Ist es ungerecht, das für ein Album zu schreiben, das eigentlich ansprechend und faszinierend ist? "home" ist ein umfangreiches Konzeptwerk, das als Special Edition gleich auf 2 CDs angelegt ist. CD1, "home" betitelt, ist eine symphonische Großtat mit ausführlicher Geschichte, deren Lyrics im Booklet abgedruckt zu lesen sind. Eine knapp 70-minütige Reisegeschichte, nicht nur durch die USA. CD2 ist die "New York Suite" in 5 Teilen, noch einmal 40 Minuten Musik, die konkret an Yes und alten Progressive Rock erinnert, wenn nicht gerade Christina, die Leadsängerin des Unternehmens, ihre modern angelegten, leicht und eingängig klingenden Gesangsspuren begeht. "home" ist ungemein melancholisch und leise, von großer Zurückgenommenheit und zartem Ausdruck, der zwischen den 15 Tracks schon mal kräftig ausbrechen und weite Instrumentallandschaften entstehen lassen kann.
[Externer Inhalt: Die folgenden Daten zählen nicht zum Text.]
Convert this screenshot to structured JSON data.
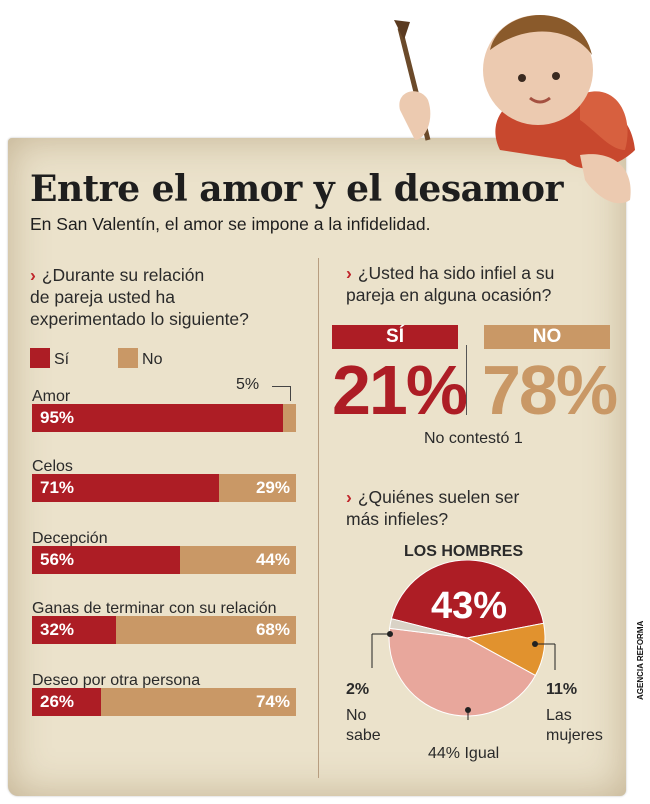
{
  "title": "Entre el amor y el desamor",
  "subtitle": "En San Valentín, el amor se impone a la infidelidad.",
  "left": {
    "question": "¿Durante su relación de pareja usted ha experimentado lo siguiente?",
    "question_lines": [
      "¿Durante su relación",
      "de pareja usted ha",
      "experimentado lo siguiente?"
    ],
    "legend_si": "Sí",
    "legend_no": "No",
    "annotation": "5%"
  },
  "right": {
    "question_lines": [
      "¿Usted ha sido infiel a su",
      "pareja en alguna ocasión?"
    ],
    "si_label": "SÍ",
    "no_label": "NO",
    "si_value": "21%",
    "no_value": "78%",
    "no_contesto": "No contestó 1",
    "q2_lines": [
      "¿Quiénes suelen ser",
      "más infieles?"
    ],
    "hombres_label": "LOS HOMBRES",
    "hombres_value": "43%",
    "nosabe_value": "2%",
    "nosabe_lines": [
      "No",
      "sabe"
    ],
    "mujeres_value": "11%",
    "mujeres_lines": [
      "Las",
      "mujeres"
    ],
    "igual_label": "44% Igual"
  },
  "source": "AGENCIA REFORMA",
  "colors": {
    "si": "#ad1d25",
    "no": "#c99866",
    "hombres": "#ad1d25",
    "mujeres": "#e1922e",
    "igual": "#e8a79c",
    "nosabe": "#d9d2c6"
  },
  "chart_data": [
    {
      "type": "bar",
      "title": "¿Durante su relación de pareja usted ha experimentado lo siguiente?",
      "categories": [
        "Amor",
        "Celos",
        "Decepción",
        "Ganas de terminar con su relación",
        "Deseo por otra persona"
      ],
      "series": [
        {
          "name": "Sí",
          "values": [
            95,
            71,
            56,
            32,
            26
          ]
        },
        {
          "name": "No",
          "values": [
            5,
            29,
            44,
            68,
            74
          ]
        }
      ],
      "value_labels_si": [
        "95%",
        "71%",
        "56%",
        "32%",
        "26%"
      ],
      "value_labels_no": [
        "",
        "29%",
        "44%",
        "68%",
        "74%"
      ],
      "stacked": true
    },
    {
      "type": "bar",
      "title": "¿Usted ha sido infiel a su pareja en alguna ocasión?",
      "categories": [
        "SÍ",
        "NO"
      ],
      "values": [
        21,
        78
      ]
    },
    {
      "type": "pie",
      "title": "¿Quiénes suelen ser más infieles?",
      "categories": [
        "LOS HOMBRES",
        "Las mujeres",
        "Igual",
        "No sabe"
      ],
      "values": [
        43,
        11,
        44,
        2
      ]
    }
  ]
}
Die "New York Suite" ist nicht unbedingt weniger textlastig und kein Stück weniger gefühlvoll und schön erzählt, aber in der musikalischen Sprache kräftiger und deftiger, ohne - keine Angst - die typischen Prog-Pfade zu verlassen.
"home" ist ein sehr schönes Werk einer ausgezeichneten Band, nicht weniger.